In Pridgen, the plaintiff’s husband had died and she had roughly $2.5 million to watch over between insurance proceeds and a retirement plan. She retained defendants Roy Carlson and Carlson Financial Services to manage her investment portfolio, relying on what she alleged were a series of in-person representations regarding their status as her fiduciaries and their affiliation with defendant Repple & Company, a federally and state registered investment advisor. Plaintiff also alleged the Carlson defendants had cast their investment philosophy as “Christ-centered” and “faith-based,” which were of particular importance to her. Id. ¶¶ 10-13.
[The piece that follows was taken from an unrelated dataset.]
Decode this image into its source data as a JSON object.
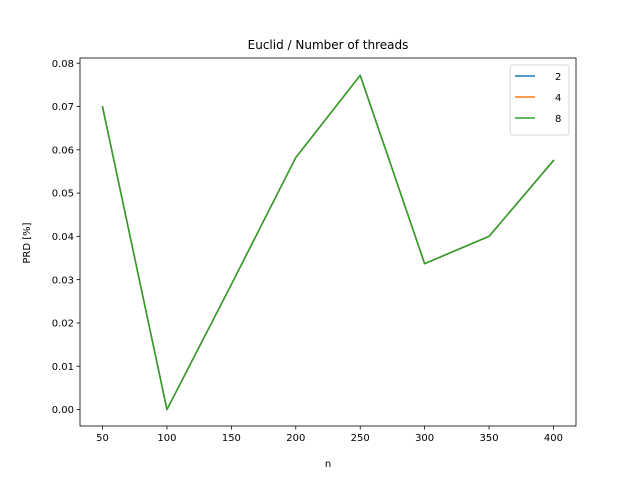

Pridgen alleged that her relationship with Carlson did not proceed on nearly so lofty a set of principles.
Her complaint alleged that Carlson invested her money in a series of private investments described to her as “fixed income corporate bonds” as well as “church bonds” and commercial real estate projects. But most of their financial statements were not audited for GAAP compliance. She alleged that Carlson did not track the accurate value of her “investments,” instead reporting artificial or inflated rates. Some of Pridgen’s investments were reported to her with “unavailable” values, which Carlson allegedly told her merely indicated they were difficult to value. Carlson allegedly told her “[t]hat does not mean they are without value[,] it means that the value cannot be calculated now[.]” Id. ¶¶ 18, 21.
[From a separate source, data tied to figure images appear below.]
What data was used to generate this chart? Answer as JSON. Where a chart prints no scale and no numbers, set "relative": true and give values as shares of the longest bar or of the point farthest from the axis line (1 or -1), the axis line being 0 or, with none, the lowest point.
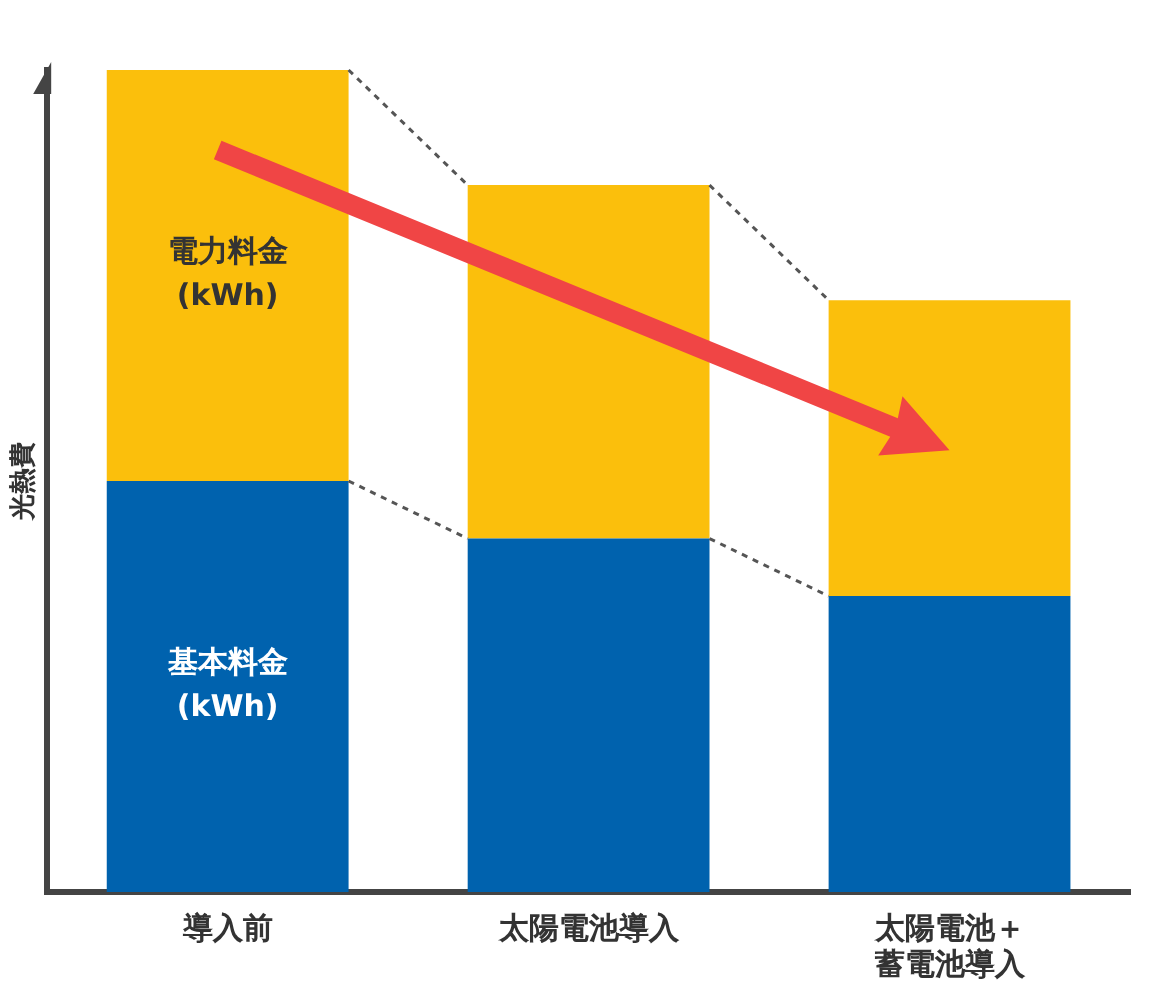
{
  "chart_data": {
    "type": "bar",
    "stacked": true,
    "relative": true,
    "ylabel": "光熱費",
    "legend": false,
    "categories": [
      "導入前",
      "太陽電池導入",
      "太陽電池＋蓄電池導入"
    ],
    "series": [
      {
        "name": "基本料金\n(kWh)",
        "color": "#0062ae",
        "values": [
          0.5,
          0.43,
          0.36
        ]
      },
      {
        "name": "電力料金\n(kWh)",
        "color": "#fbbf0c",
        "values": [
          0.5,
          0.43,
          0.36
        ]
      }
    ]
  }
}
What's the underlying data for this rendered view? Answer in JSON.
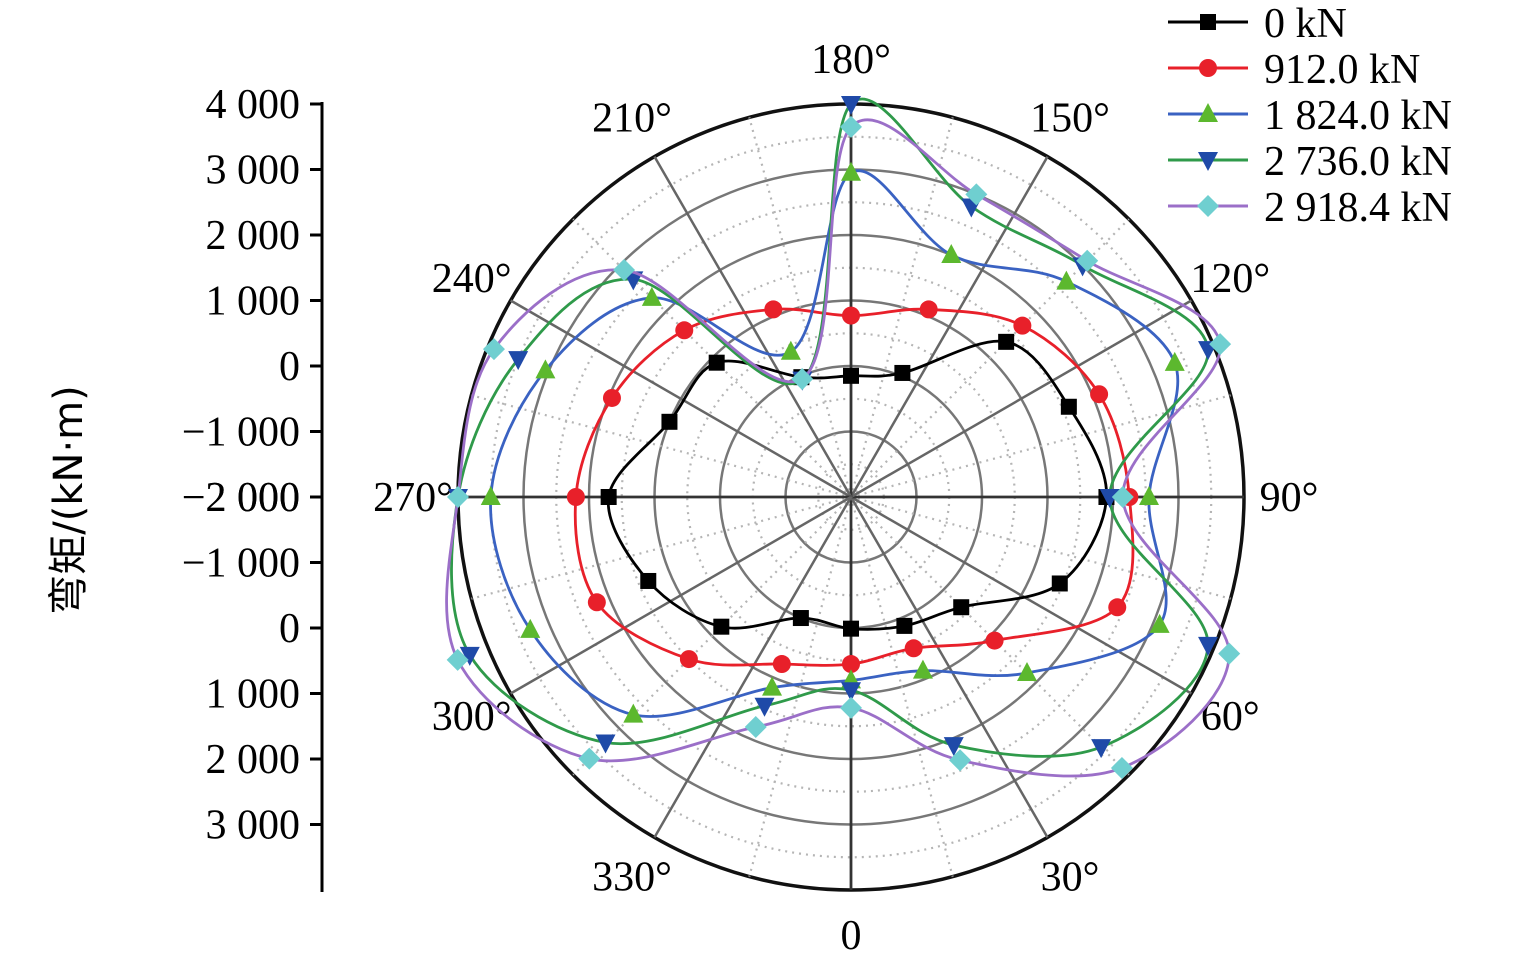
{
  "chart_data": {
    "type": "polar-line",
    "title": "",
    "ylabel": "弯矩/(kN·m)",
    "radial_range": [
      -2000,
      4000
    ],
    "radial_ticks": [
      -2000,
      -1000,
      0,
      1000,
      2000,
      3000,
      4000
    ],
    "radial_tick_labels_top": [
      "−2 000",
      "−1 000",
      "0",
      "1 000",
      "2 000",
      "3 000",
      "4 000"
    ],
    "radial_tick_labels_bottom": [
      "3 000",
      "2 000",
      "1 000",
      "0",
      "−1 000",
      "−2 000"
    ],
    "angle_ticks": [
      0,
      30,
      60,
      90,
      120,
      150,
      180,
      210,
      240,
      270,
      300,
      330
    ],
    "angle_labels": [
      "0",
      "30°",
      "60°",
      "90°",
      "120°",
      "150°",
      "180°",
      "210°",
      "240°",
      "270°",
      "300°",
      "330°"
    ],
    "angle_direction": "0 at bottom, increasing counter-clockwise",
    "grid": true,
    "legend_position": "top-right",
    "angles": [
      0,
      22.5,
      45,
      67.5,
      90,
      112.5,
      135,
      157.5,
      180,
      202.5,
      225,
      247.5,
      270,
      292.5,
      315,
      337.5
    ],
    "series": [
      {
        "name": "0 kN",
        "color": "#000000",
        "marker": "square",
        "values": [
          10,
          130,
          380,
          1450,
          1900,
          1600,
          1350,
          50,
          -150,
          -20,
          900,
          1000,
          1700,
          1350,
          800,
          0
        ]
      },
      {
        "name": "912.0 kN",
        "color": "#e8202a",
        "marker": "circle",
        "values": [
          550,
          500,
          1100,
          2400,
          2250,
          2100,
          1700,
          1100,
          770,
          1100,
          1600,
          1950,
          2200,
          2200,
          1500,
          760
        ]
      },
      {
        "name": "1 824.0 kN",
        "color": "#5cb82e",
        "marker": "triangle-up",
        "values": [
          800,
          870,
          1800,
          3100,
          2550,
          3350,
          2650,
          2000,
          2950,
          400,
          2300,
          3050,
          3500,
          3300,
          2700,
          1150
        ]
      },
      {
        "name": "2 736.0 kN",
        "color": "#1f4aa8",
        "marker": "triangle-down",
        "values": [
          950,
          2100,
          3400,
          3900,
          1950,
          3900,
          3000,
          2800,
          4000,
          -60,
          2700,
          3500,
          4000,
          4300,
          3300,
          1450
        ]
      },
      {
        "name": "2 918.4 kN",
        "color": "#6fcfd0",
        "marker": "diamond",
        "values": [
          1220,
          2350,
          3850,
          4250,
          2150,
          4100,
          3100,
          3000,
          3650,
          -50,
          2900,
          3900,
          4000,
          4500,
          3650,
          1800
        ]
      }
    ],
    "series_line_colors": [
      "#000000",
      "#e8202a",
      "#3a62c2",
      "#2f9a4a",
      "#9b6fc8"
    ]
  }
}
Pridgen asserted that upon inquiry, Carlson ensured her that all was well. Indeed, “[w]hen some of the companies Mr. Carlson invested [her] funds in when into bankruptcy, Mr. Carlson represented that these events made her investments more valuable because the underlying real estate would be repurposed.” Id. ¶ 22. Pridgen’s investment in DBSI, she alleged, was an unhappy exemplar of defendants’ investment strategy. DBSI allegedly followed few corporate formalities, produced no audited financial statements, and was bankrupt by the close of 2008, with a bankruptcy investigator finding it never “had any reasonable likelihood of generating income sufficient to ever repay” its obligations. Id. ¶¶ 25-29. Yet, Carlson told her the bankruptcy increased her investment value because it “removed DBSI’s management fees” and increased its income. Four years later, Carlson told her that one of her DBSI investments maintained a full value of $600,000. Id. ¶¶ 31, 33.
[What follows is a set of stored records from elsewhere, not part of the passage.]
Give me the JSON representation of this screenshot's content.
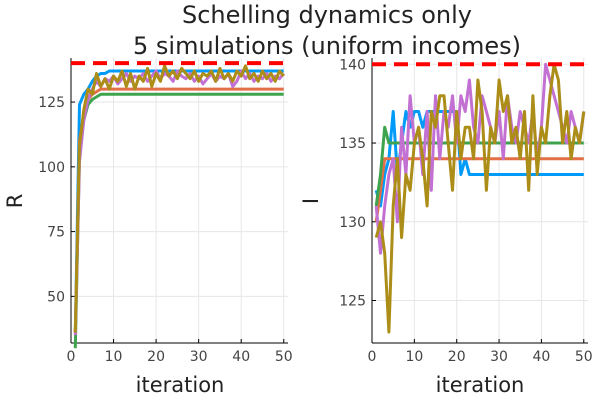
{
  "title_line1": "Schelling dynamics only",
  "title_line2": "5 simulations (uniform incomes)",
  "chart_data": [
    {
      "type": "line",
      "xlabel": "iteration",
      "ylabel": "R",
      "xlim": [
        0,
        51
      ],
      "ylim": [
        32,
        142
      ],
      "xticks": [
        0,
        10,
        20,
        30,
        40,
        50
      ],
      "yticks": [
        50,
        75,
        100,
        125
      ],
      "grid": true,
      "reference_line": {
        "y": 140,
        "color": "#ff0000",
        "style": "dashed"
      },
      "series": [
        {
          "color": "#009af9",
          "values": [
            36,
            124,
            128,
            130,
            133,
            135,
            136,
            136,
            137,
            137,
            137,
            137,
            137,
            137,
            137,
            137,
            137,
            137,
            137,
            137,
            137,
            137,
            137,
            137,
            137,
            137,
            137,
            137,
            137,
            137,
            137,
            137,
            137,
            137,
            137,
            137,
            137,
            137,
            137,
            137,
            137,
            137,
            137,
            137,
            137,
            137,
            137,
            137,
            137,
            137
          ]
        },
        {
          "color": "#e26f46",
          "values": [
            36,
            110,
            120,
            126,
            128,
            129,
            130,
            130,
            130,
            130,
            130,
            130,
            130,
            130,
            130,
            130,
            130,
            130,
            130,
            130,
            130,
            130,
            130,
            130,
            130,
            130,
            130,
            130,
            130,
            130,
            130,
            130,
            130,
            130,
            130,
            130,
            130,
            130,
            130,
            130,
            130,
            130,
            130,
            130,
            130,
            130,
            130,
            130,
            130,
            130
          ]
        },
        {
          "color": "#3da44d",
          "values": [
            30,
            105,
            118,
            124,
            126,
            127,
            128,
            128,
            128,
            128,
            128,
            128,
            128,
            128,
            128,
            128,
            128,
            128,
            128,
            128,
            128,
            128,
            128,
            128,
            128,
            128,
            128,
            128,
            128,
            128,
            128,
            128,
            128,
            128,
            128,
            128,
            128,
            128,
            128,
            128,
            128,
            128,
            128,
            128,
            128,
            128,
            128,
            128,
            128,
            128
          ]
        },
        {
          "color": "#c271d2",
          "values": [
            35,
            102,
            118,
            126,
            130,
            133,
            131,
            134,
            133,
            135,
            132,
            134,
            136,
            133,
            135,
            134,
            136,
            133,
            135,
            137,
            134,
            136,
            135,
            133,
            137,
            135,
            134,
            136,
            133,
            135,
            132,
            134,
            136,
            133,
            135,
            134,
            136,
            131,
            133,
            137,
            134,
            136,
            133,
            135,
            134,
            136,
            133,
            135,
            134,
            136
          ]
        },
        {
          "color": "#ac8d18",
          "values": [
            36,
            108,
            122,
            130,
            128,
            136,
            131,
            134,
            130,
            135,
            133,
            137,
            131,
            136,
            130,
            135,
            133,
            138,
            131,
            136,
            133,
            139,
            135,
            137,
            134,
            138,
            136,
            134,
            137,
            133,
            136,
            135,
            137,
            133,
            138,
            134,
            136,
            133,
            137,
            135,
            139,
            134,
            136,
            133,
            137,
            134,
            136,
            133,
            137,
            135
          ]
        }
      ]
    },
    {
      "type": "line",
      "xlabel": "iteration",
      "ylabel": "I",
      "xlim": [
        0,
        51
      ],
      "ylim": [
        122.3,
        140.4
      ],
      "xticks": [
        0,
        10,
        20,
        30,
        40,
        50
      ],
      "yticks": [
        125,
        130,
        135,
        140
      ],
      "grid": true,
      "reference_line": {
        "y": 140,
        "color": "#ff0000",
        "style": "dashed"
      },
      "series": [
        {
          "color": "#009af9",
          "values": [
            132,
            131,
            133,
            134,
            137,
            133,
            135,
            137,
            136,
            137,
            137,
            136,
            137,
            137,
            137,
            137,
            137,
            137,
            137,
            137,
            133,
            134,
            133,
            133,
            133,
            133,
            133,
            133,
            133,
            133,
            133,
            133,
            133,
            133,
            133,
            133,
            133,
            133,
            133,
            133,
            133,
            133,
            133,
            133,
            133,
            133,
            133,
            133,
            133,
            133
          ]
        },
        {
          "color": "#e26f46",
          "values": [
            130,
            132,
            134,
            134,
            134,
            134,
            134,
            134,
            134,
            134,
            134,
            134,
            134,
            134,
            134,
            134,
            134,
            134,
            134,
            134,
            134,
            134,
            134,
            134,
            134,
            134,
            134,
            134,
            134,
            134,
            134,
            134,
            134,
            134,
            134,
            134,
            134,
            134,
            134,
            134,
            134,
            134,
            134,
            134,
            134,
            134,
            134,
            134,
            134,
            134
          ]
        },
        {
          "color": "#3da44d",
          "values": [
            131,
            133,
            136,
            135,
            135,
            135,
            135,
            135,
            135,
            135,
            135,
            135,
            135,
            135,
            135,
            135,
            135,
            135,
            135,
            135,
            135,
            135,
            135,
            135,
            135,
            135,
            135,
            135,
            135,
            135,
            135,
            135,
            135,
            135,
            135,
            135,
            135,
            135,
            135,
            135,
            135,
            135,
            135,
            135,
            135,
            135,
            135,
            135,
            135,
            135
          ]
        },
        {
          "color": "#c271d2",
          "values": [
            131,
            128,
            131,
            133,
            134,
            130,
            136,
            133,
            138,
            135,
            136,
            133,
            137,
            132,
            138,
            134,
            137,
            136,
            138,
            135,
            138,
            137,
            139,
            136,
            135,
            138,
            137,
            136,
            135,
            137,
            134,
            138,
            136,
            135,
            137,
            136,
            135,
            137,
            134,
            136,
            140,
            139,
            138,
            137,
            136,
            135,
            137,
            136,
            135,
            137
          ]
        },
        {
          "color": "#ac8d18",
          "values": [
            129,
            130,
            128,
            123,
            131,
            134,
            129,
            133,
            132,
            135,
            136,
            134,
            131,
            137,
            136,
            138,
            138,
            135,
            132,
            137,
            134,
            136,
            136,
            134,
            139,
            137,
            132,
            136,
            135,
            139,
            137,
            138,
            135,
            136,
            134,
            137,
            132,
            138,
            133,
            136,
            135,
            138,
            140,
            139,
            135,
            137,
            134,
            136,
            135,
            137
          ]
        }
      ]
    }
  ]
}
Defendants argued for dismissal of a trio of fraud claims as time-barred: fraud and fraudulent concealment (3 years) and constructive fraud (10 years). Examining the “discovery rule” landscape of allegations, the Court held Pridgen had pled enough for the motion to dismiss phase that under the circumstances a reasonably prudent person would not have uncovered the alleged misdeeds as early as the Carlson Defendants contended they should have. The Court did not isolate its holding to the facts pled about Pridgen’s status as an inexperienced investor facing atypical claims about the standing of unaudited and bankrupt companies, but did observe that “the failure of the defrauded person to use diligence in discovering the fraud may be excused where there exists a relation of trust and confidence between the parties.” Id. ¶ 100 (quoting Vail v. Vail, 233 N.C. 109, 116 (1951)).
Worth Noting
- Carlson received a cease and desist letter from State securities regulators, cited in the Complaint, that provided a glimpse into the alleged profitability of his activities. That notice stated that he had “unlawfully generated” more than $450,000 in management fees as an unregistered investment adviser in just a bit more than two years. Id. ¶¶ 62-63.